Habe meine Datenklasse mit Annotations erstellt und die Daten aus der MsSQL-Tabelle ausgelesen.
Nun würde ich diese Daten gerne in MySQL schreiben und da habe ich natürlich das Problem, dass sowohl die TabellenNamen, als auch die Spaltennamen unterschiedlich sind.

Meine Datenklasse hat als Annotation z.B.

```
@Table(name="UserConfig")
```
Für MsSQL passt das, aber für die MySQL-Seite müsste ich den Namen der MySQL-Tabelle ("table_user") angeben, aber 2mal @Table geht natürlich nicht.

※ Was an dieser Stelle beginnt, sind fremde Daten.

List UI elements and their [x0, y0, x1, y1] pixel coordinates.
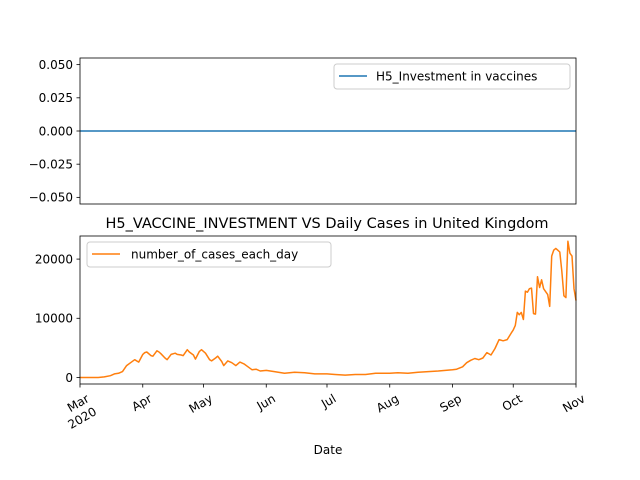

Als schnelle Lösung habe ich jetzt meine Datenklasse 2mal geschrieben, jeweils mit den selben Variablen und passenden Annotation.
Ich lese also die Daten aus, speichere sie in meiner ersten Datenklasse, kopier sie "von Hand" in die zweite Datenklasse und speichere diese dann in MySQL.
(Ich hoffe ihr versteht meinen Weg  )

Das ist natürlich sehr umständlich, geht das nicht irgendwie schneller/besser?
Mir fehlen dazu irgendwie die richtigen Schlagworte um was in den Suchmaschinen zu finden.
Also die Frage nochmal auf den Punkt gebracht:
Kann ich eine Klasse so benutzen, dass ich sie für 2 Datenbanken gleichzeitig benutzen kann und wenn ja, wie?

mfg Verjigorm


----------



## Verjigorm (9. Aug 2010)

Problem noch nicht verbessert gelöst


----------



## Geeeee (9. Aug 2010)

Irgendwie kann doch das gar nicht "ordentlich" funktionieren bzw. gelöst werden.
Woher sollte er denn beim Lesen und / oder Schreiben wissen, welchen Weg er gehen soll?
Man könnte es (und das wahrscheinlich noch unschöner und fehleranfällig) über zwei XMLs konfigurieren und je nach Bedarf die passende Session nutzen. Also in deinem Fall wären dann zwei Sessions da, von denen du wissen musste, welche nun welche Konfig behinhaltet.
Dann könnte man sich einmal (auf keinen Fall lazy  ) alle "User" holen. Transaktion / Session schließen. Neue Session (mit andere Config hochfahren) und neue Transaktion mit Speichern der "User" beginnen. Müsstest dann aber sofort gespeichert werden, damit er nicht versucht mit einem Update das Objekt abzugleichen. Ob diese durchgeknallte Theorie klappt? Keine Ahnung.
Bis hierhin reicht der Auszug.